Intarissable, son père racontait les subtilités du commerce de guerre, ponctuant d’un coup de coude et d’un clin d’œil les moments forts où l’occupant était grugé par l’occupé, sans même le savoir. Que l’Allemand ne s’aperçoive de rien déclenchait ses plus gros rires. Victorien participa à la conversation ; ne pouvant faire état de son aventure sur le toit il raconta par le menu la guerre des Gaules. Il s’enflamma, inventa des précisions, cliquetis d’armes, galop de cavalerie, tintement de fer entrechoqué ; il disserta sur l’ordre romain, la force celtique, l’égalité des armes et l’inégalité de l’esprit, le rôle de l’organisation et l’efficience de la terreur. L’oncle écoutait avec un sourire affectueux. Finalement il posa la main sur le bras de son neveu. Cela le fit taire.

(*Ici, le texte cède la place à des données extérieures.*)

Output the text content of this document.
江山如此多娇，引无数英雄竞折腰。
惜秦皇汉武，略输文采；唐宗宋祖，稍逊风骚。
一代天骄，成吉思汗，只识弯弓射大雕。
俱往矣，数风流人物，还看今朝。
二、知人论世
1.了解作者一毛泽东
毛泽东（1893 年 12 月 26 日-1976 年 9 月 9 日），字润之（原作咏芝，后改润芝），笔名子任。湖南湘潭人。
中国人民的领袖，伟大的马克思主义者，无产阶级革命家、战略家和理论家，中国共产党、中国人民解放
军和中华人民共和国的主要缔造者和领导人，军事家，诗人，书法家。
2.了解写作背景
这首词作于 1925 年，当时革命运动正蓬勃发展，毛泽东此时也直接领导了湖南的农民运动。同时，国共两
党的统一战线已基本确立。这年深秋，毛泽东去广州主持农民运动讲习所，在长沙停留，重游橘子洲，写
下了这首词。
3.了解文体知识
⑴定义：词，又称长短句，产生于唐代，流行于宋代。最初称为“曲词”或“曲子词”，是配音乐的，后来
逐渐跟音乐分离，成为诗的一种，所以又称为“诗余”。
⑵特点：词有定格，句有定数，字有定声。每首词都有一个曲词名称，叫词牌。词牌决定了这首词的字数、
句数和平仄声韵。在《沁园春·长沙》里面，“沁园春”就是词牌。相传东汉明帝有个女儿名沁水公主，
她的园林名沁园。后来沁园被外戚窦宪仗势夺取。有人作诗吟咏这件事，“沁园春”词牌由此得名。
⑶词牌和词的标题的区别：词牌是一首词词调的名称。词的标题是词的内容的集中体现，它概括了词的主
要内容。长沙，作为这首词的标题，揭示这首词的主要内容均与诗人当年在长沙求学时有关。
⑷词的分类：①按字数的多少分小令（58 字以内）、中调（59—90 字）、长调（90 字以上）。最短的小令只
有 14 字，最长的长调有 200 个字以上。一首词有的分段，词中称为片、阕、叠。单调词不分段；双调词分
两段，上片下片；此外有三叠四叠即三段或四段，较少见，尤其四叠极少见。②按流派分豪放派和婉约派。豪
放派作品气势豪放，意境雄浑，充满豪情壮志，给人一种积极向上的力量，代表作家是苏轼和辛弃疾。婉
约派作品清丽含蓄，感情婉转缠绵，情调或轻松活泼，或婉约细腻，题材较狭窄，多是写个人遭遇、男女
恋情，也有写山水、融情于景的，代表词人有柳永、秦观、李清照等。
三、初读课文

« Ceci a deux mille ans, Victorien.

— C’est plein d’enseignements qui ne vieillissent pas.

— En 1943 on ne raconte pas la guerre. »

Victorien rougit, et ses mains, qui avaient accompagné son récit, se posèrent sur la table.

« Tu es courageux, Victorien, et plein d’élan. Mais il faut que l’eau et l’huile se séparent. Quand le courage se sera séparé des enfantillages, et si c’est bien le courage qui reste à la surface, tu viendras me voir et nous parlerons.

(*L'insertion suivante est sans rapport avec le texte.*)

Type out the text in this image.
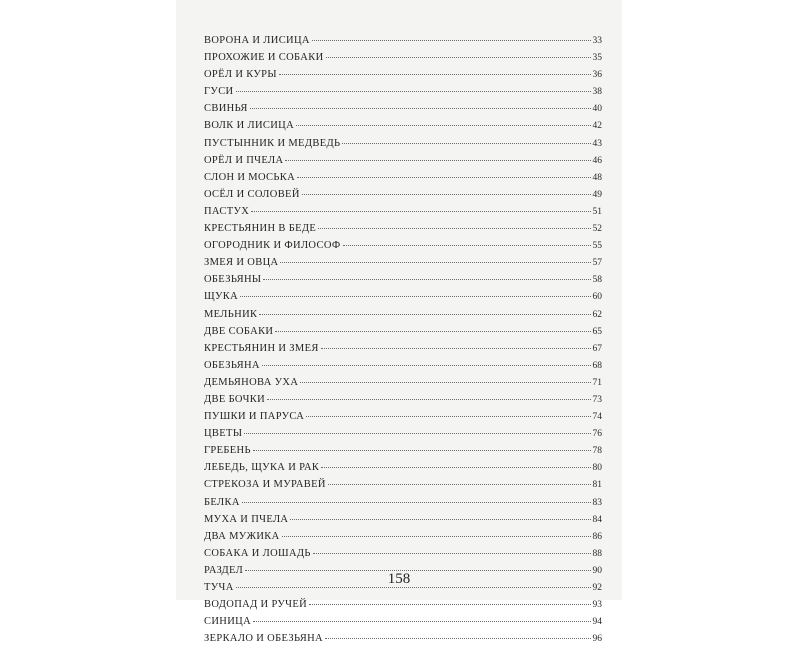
ВОРОНА И ЛИСИЦА	33
ПРОХОЖИЕ И СОБАКИ	35
ОРЁЛ И КУРЫ	36
ГУСИ	38
СВИНЬЯ	40
ВОЛК И ЛИСИЦА	42
ПУСТЫННИК И МЕДВЕДЬ	43
ОРЁЛ И ПЧЕЛА	46
СЛОН И МОСЬКА	48
ОСЁЛ И СОЛОВЕЙ	49
ПАСТУХ	51
КРЕСТЬЯНИН В БЕДЕ	52
ОГОРОДНИК И ФИЛОСОФ	55
ЗМЕЯ И ОВЦА	57
ОБЕЗЬЯНЫ	58
ЩУКА	60
МЕЛЬНИК	62
ДВЕ СОБАКИ	65
КРЕСТЬЯНИН И ЗМЕЯ	67
ОБЕЗЬЯНА	68
ДЕМЬЯНОВА УХА	71
ДВЕ БОЧКИ	73
ПУШКИ И ПАРУСА	74
ЦВЕТЫ	76
ГРЕБЕНЬ	78
ЛЕБЕДЬ, ЩУКА И РАК	80
СТРЕКОЗА И МУРАВЕЙ	81
БЕЛКА	83
МУХА И ПЧЕЛА	84
ДВА МУЖИКА	86
СОБАКА И ЛОШАДЬ	88
РАЗДЕЛ	90
ТУЧА	92
ВОДОПАД И РУЧЕЙ	93
СИНИЦА	94
ЗЕРКАЛО И ОБЕЗЬЯНА	96
158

— Je te trouverai où ? Et pour parler de quoi ?

— À ce moment tu le sauras. Mais souviens-toi : attends que l’eau et l’huile se séparent. »

Sa mère acquiesçait, son regard passant de l’un à l’autre, elle semblait recommander à son fils de tout écouter et de faire comme dirait son oncle. Son père partit d’un gros rire et servit de nouveau à boire.

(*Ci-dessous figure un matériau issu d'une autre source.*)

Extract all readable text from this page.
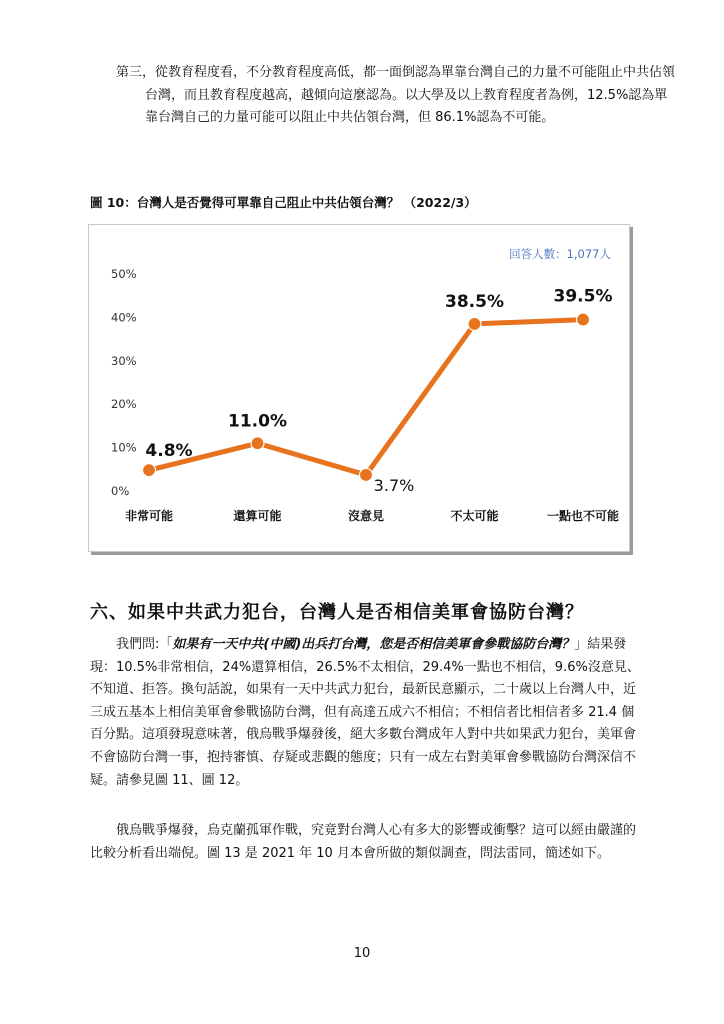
第三，從教育程度看，不分教育程度高低，都一面倒認為單靠台灣自己的力量不可能阻止中共佔領台灣，而且教育程度越高，越傾向這麼認為。以大學及以上教育程度者為例，12.5%認為單靠台灣自己的力量可能可以阻止中共佔領台灣，但 86.1%認為不可能。

圖 10：台灣人是否覺得可單靠自己阻止中共佔領台灣？ （2022/3）

回答人數：1,077人
0%
10%
20%
30%
40%
50%
非常可能	還算可能	沒意見	不太可能	一點也不可能
4.8%
11.0%
3.7%
38.5%	39.5%
六、如果中共武力犯台，台灣人是否相信美軍會協防台灣？

我們問:「如果有一天中共(中國)出兵打台灣，您是否相信美軍會參戰協防台灣？」結果發現：10.5%非常相信，24%還算相信，26.5%不太相信，29.4%一點也不相信，9.6%沒意見、不知道、拒答。換句話說，如果有一天中共武力犯台，最新民意顯示，二十歲以上台灣人中，近三成五基本上相信美軍會參戰協防台灣，但有高達五成六不相信；不相信者比相信者多 21.4 個百分點。這項發現意味著，俄烏戰爭爆發後，絕大多數台灣成年人對中共如果武力犯台，美軍會不會協防台灣一事，抱持審慎、存疑或悲觀的態度；只有一成左右對美軍會參戰協防台灣深信不疑。請參見圖 11、圖 12。

俄烏戰爭爆發，烏克蘭孤軍作戰，究竟對台灣人心有多大的影響或衝擊？這可以經由嚴謹的比較分析看出端倪。圖 13 是 2021 年 10 月本會所做的類似調查，問法雷同，簡述如下。

10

On frappa, tous sursautèrent. Le père maintint sa bouteille inclinée au-dessus de son verre et le vin ne coulait pas. On frappa encore. « Mais va donc ouvrir ! » Le père hésitait encore, il ne savait pas quoi faire de sa bouteille, de sa serviette, de sa chaise. Il ne savait pas dans quel ordre s’en débarrasser, et cela l’immobilisait. On frappa plus fort, les coups précipités indiquaient un ordre, l’impatience du soupçon. Il ouvrit, dans l’entrebâillement se glissa l’îlotier au petit visage pointu. Ses yeux mobiles firent le tour de la pièce, et il sourit de ses dents trop grosses pour sa bouche.

« Vous en mettez un temps ! Je remonte de la cave. Je viens voir si tout va bien depuis l’alerte. Je fais le tour. Pour l’instant tout le monde est là. Heureusement que ce soir ce n’était pas pour nous, certains n’ont pas pu se mettre à l’abri. »

Tout en parlant il salua Madame d’un signe de tête, s’attarda sur Victorien avec son sourire qui montrait les dents, et quand il eut fini il faisait face à l’oncle. Il l’avait vu dès le début mais il savait attendre. Il le fixa, il laissa s’installer un léger malaise.